In the New Republic, Economist.com's "countries editor", Robert Lane Greene, argues that Europe's current spate of anti-Americanism is a kind of substitute identity for Europeans who sense that their continent's spirit of unity has failed to develop as hoped. "The further along the Europeans get in their project of integration," he writes, "the more apparent the differences among European countries become, and the more they struggle to decide what a united Europe will actually mean. Increasingly, most Europeans, usually led by France and Germany, can agree only on what they're not, which inevitably brings them to facile denunciations of American policy."
I have no idea whether Greene's thesis is correct, of course, and I'm reflexively disinclined to believe anything that emanates, in any form, from The Economist. But for me, the claim's credibility is bolstered by its unmistakable ring of familiarity. Greene's description of Europe's turmoil bears an uncanny resemblance to Canada's last quarter-century of inane political, cultural and (especially) constitutional wrangling that rivals Dobby the House Elf's similarity to his supposed model, Vladimir Putin.
Consider: "It has a flag, an anthem, and a currency, its own citizenship....And nobody seems to know how it all fits together. A constitutional convention, begun last year to replace the EU's various founding treaties with a single document, is supposed to help sort that out....
"When Schroeder and French president Jacques Chirac attempted to hammer out the contours of the European presidency over dinner in early January....critics quickly complained of a sloppy back-room deal. But if back-room deals between two men are sloppy, the EU's more formal way of resolving these problems is often even worse. After the 2001 Treaty of Nice made the EU's already bewildering institutional framework even more so to prepare the Union for enlargement, Irish voters promptly stunned the rest of the continent by rejecting the treaty in a referendum....

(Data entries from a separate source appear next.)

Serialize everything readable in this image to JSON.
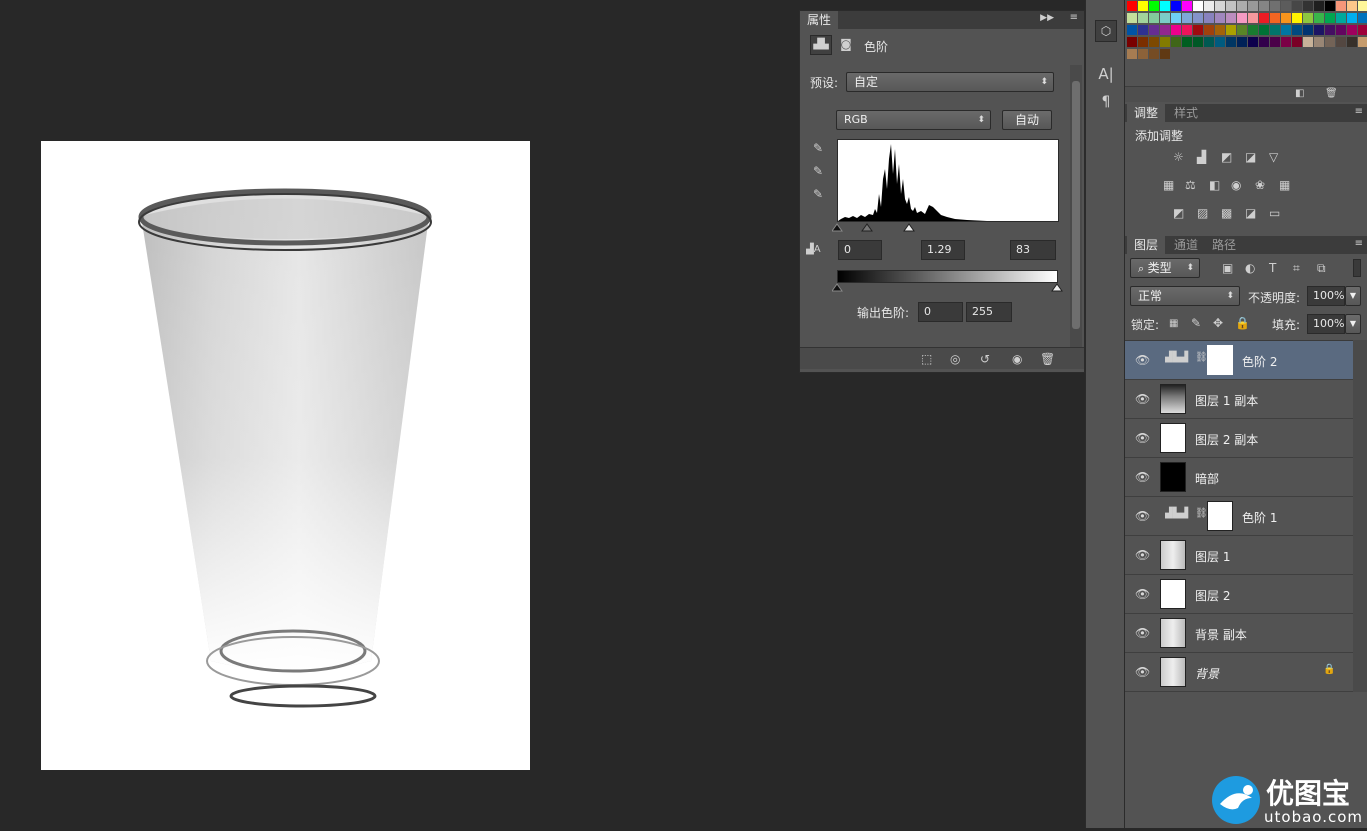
{
  "document": {
    "content": "glass-photo"
  },
  "properties_panel": {
    "tabs": [
      "属性"
    ],
    "title": "色阶",
    "preset_label": "预设:",
    "preset_value": "自定",
    "channel_value": "RGB",
    "auto_button": "自动",
    "input_black": "0",
    "input_gamma": "1.29",
    "input_white": "83",
    "output_label": "输出色阶:",
    "output_black": "0",
    "output_white": "255"
  },
  "adjustments_panel": {
    "tabs": [
      "调整",
      "样式"
    ],
    "add_label": "添加调整"
  },
  "layers_panel": {
    "tabs": [
      "图层",
      "通道",
      "路径"
    ],
    "filter_type": "类型",
    "blend_mode": "正常",
    "opacity_label": "不透明度:",
    "opacity_value": "100%",
    "lock_label": "锁定:",
    "fill_label": "填充:",
    "fill_value": "100%",
    "layers": [
      {
        "name": "色阶 2",
        "kind": "adjustment",
        "selected": true
      },
      {
        "name": "图层 1 副本",
        "kind": "glass-dark"
      },
      {
        "name": "图层 2 副本",
        "kind": "white"
      },
      {
        "name": "暗部",
        "kind": "black"
      },
      {
        "name": "色阶 1",
        "kind": "adjustment"
      },
      {
        "name": "图层 1",
        "kind": "glass"
      },
      {
        "name": "图层 2",
        "kind": "white"
      },
      {
        "name": "背景 副本",
        "kind": "glass"
      },
      {
        "name": "背景",
        "kind": "glass",
        "locked": true
      }
    ]
  },
  "watermark": {
    "brand": "优图宝",
    "url": "utobao.com"
  },
  "colors": {
    "panel_bg": "#535353",
    "canvas_bg": "#282828",
    "selected_layer": "#5a6a80",
    "watermark_blue": "#1e9be0"
  }
}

"Europe is as confused on its so-called collective policies as it is about its own design....The goal of a vigorous common foreign policy is hamstrung by miserly defense spending. And domestic economic policy is a mess....It is against this backdrop that Europe's current tense relationship with the United States, typified by its criticism of American policy towards Iraq, must be understood. Sluggish economies, institutional confusion, and distant elites have helped maverick and xenophobic parties (most of which loathe the EU itself) score victories in recent years....To defuse this growing threat without addressing its own malaise, the European political class increasingly changes the question from 'What's wrong with Europe?' to 'What's wrong with America?'"
To my Canadian readers: sounds familiar, eh?